RMC

Présidentielle: mais pour qui vont voter les "gilets jaunes"?

Certains gilets jaunes continuent de se mobiliser un peu partout en France. A J-18 du premier tour, les participants de ce mouvement très éclectique ont-ils une préférence pour le scrutin présidentiel à venir?

Comme un voyage dans le temps. Trois ans et demi après le début du mouvement populaire des "gilets jaunes" sur les ronds-points, certains continuent de se mobiliser chaque semaine. C'est le cas dans l'Oise, près de Beauvais, où RMC s'est rendu ce mardi. Tout y est, comme si rien n’avait changé.

Trois fois par semaine, des femmes et des hommes de tout âge se réunissent gilets jaunes sur le dos, assis sur des chaises de camping au bord de la route. Dès qu’un nouveau arrive, on l’embrasse et le cercle s’agrandit ! Les affiches aux slogans anti-Macron sont de sortie, les klaxons des routiers pour exprimer leur solidarité aussi. Et quand on dit que rien a changé, ce n’est pas tout à fait vrai: trois ans après, la colère contre le président Emmanuel Macron s’est encore accentuée.

"Son dédain affiché est insupportable, il prend les gens pour des gueux, des fainéants, qu'il aille se faire foutre quoi...", lance Brigitte.

"J'ai la rage"

"Macron est un menteur, il a promis beaucoup de choses qu'il n'a pas tenu. Dans mon collège, il a supprimé tous les contrats aidés, dont moi alors que je pouvais rester jusqu'à ma retraite, à cinq ans de la retraite. Je n'ai pas retrouvé de boulot, je ne peux pas me chauffer à la maison... On n'en peut plus", glisse 'Bibiche' (61 ans).

Valérie (54 ans), gardienne d'immeuble, n'est pas plus convaincue par le président de la République: "Ça s'est dégradé. Les sorties restaurant ou cinéma, c'est fini. Avant, j'aidais un peu mes enfants. Maintenant ça coince, donc bien sûr j'ai la rage."

Ces trois gilets jaunes ne voteront évidemment pas en faveur d’Emmanuel Macron, mais est-ce que certains candidats ont trouvé grâce à leurs yeux? Quelques-uns se disent toujours écœurés des politiques, mais sont devenus minoritaires. Beaucoup se sont politisés au sein de ce mouvement, ont appris à décortiquer les programmes.
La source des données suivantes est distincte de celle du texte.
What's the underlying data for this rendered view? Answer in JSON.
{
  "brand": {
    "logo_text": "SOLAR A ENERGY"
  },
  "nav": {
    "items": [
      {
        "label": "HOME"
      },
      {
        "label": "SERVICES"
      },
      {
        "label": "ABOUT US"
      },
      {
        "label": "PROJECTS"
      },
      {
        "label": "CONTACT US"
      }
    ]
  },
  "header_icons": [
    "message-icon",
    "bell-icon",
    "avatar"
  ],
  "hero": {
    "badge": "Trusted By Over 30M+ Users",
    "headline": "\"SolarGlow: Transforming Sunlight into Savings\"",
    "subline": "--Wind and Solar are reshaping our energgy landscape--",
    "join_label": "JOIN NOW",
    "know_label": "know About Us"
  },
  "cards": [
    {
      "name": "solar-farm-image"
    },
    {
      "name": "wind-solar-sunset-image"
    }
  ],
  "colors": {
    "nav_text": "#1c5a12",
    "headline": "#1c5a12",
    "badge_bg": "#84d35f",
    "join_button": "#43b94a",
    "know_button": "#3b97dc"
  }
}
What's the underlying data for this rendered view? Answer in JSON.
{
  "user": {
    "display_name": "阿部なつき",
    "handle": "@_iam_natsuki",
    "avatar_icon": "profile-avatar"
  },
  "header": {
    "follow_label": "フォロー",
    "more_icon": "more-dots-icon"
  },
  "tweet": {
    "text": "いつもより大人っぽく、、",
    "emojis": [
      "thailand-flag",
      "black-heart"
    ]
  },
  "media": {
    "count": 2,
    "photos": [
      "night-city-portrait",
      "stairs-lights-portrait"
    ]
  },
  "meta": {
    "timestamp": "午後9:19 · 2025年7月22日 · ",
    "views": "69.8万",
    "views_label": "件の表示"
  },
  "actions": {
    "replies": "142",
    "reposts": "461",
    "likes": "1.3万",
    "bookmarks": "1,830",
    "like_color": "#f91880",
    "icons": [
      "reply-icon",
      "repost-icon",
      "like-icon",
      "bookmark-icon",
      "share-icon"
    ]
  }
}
Sur la trentaine de gilet jaunes, une quinzaine nous ont confié qu’ils voteraient pour Jean-Luc Mélenchon, mais pas aveuglément.

"Je ne peux pas parler au nom de tous les gilets jaunes, mais on est beaucoup à parler comme ça: au premier tour je voterai pour l'Union populaire, pas pour Mélenchon". "Mais que ce soit n'importe quel résultat, on sera dans la rue", prévient de son côté Valérie. "On sera là pour leur rappeler qu'il faut qu'ils respectent leur programme."

"Ma colère grandit, aussi bien contre le pouvoir en place, mais aussi vis-à-vis des gens qui ne font rien pour que ça réagisse"

Jean-Luc Mélenchon est conscient d’avoir là un potentiel réservoir de voix. Il a d’ailleurs proposé dimanche dernier lors de sa marche à Paris d’amnistier tous les gilets jaunes condamnés pendant le quinquennat. Aller voter, ça semble désormais essentiel pour les gilets jaunes. "Tous aux urnes" affiche une des pancartes. Mais la démocratie, ça ne peut pas être qu’une fois tous les cinq ans, rappelle David Roscouët, mobilisé depuis le premier jour dans l’Oise.

"Ma colère grandit, aussi bien contre le pouvoir en place, mais aussi vis-à-vis des gens qui ne font rien pour que ça réagisse. Pour assurer un avenir pour leurs enfants et leurs petits-enfants. On est toujours actifs, on essaye de faire bouger les choses mais il y a énormément d'inaction de l'autre côté. Mes grands-parents se battaient pour des acquis sociaux, mais on est en train de tout perdre. Et les gens ne bougent pas, et se plaignent", conclut-il.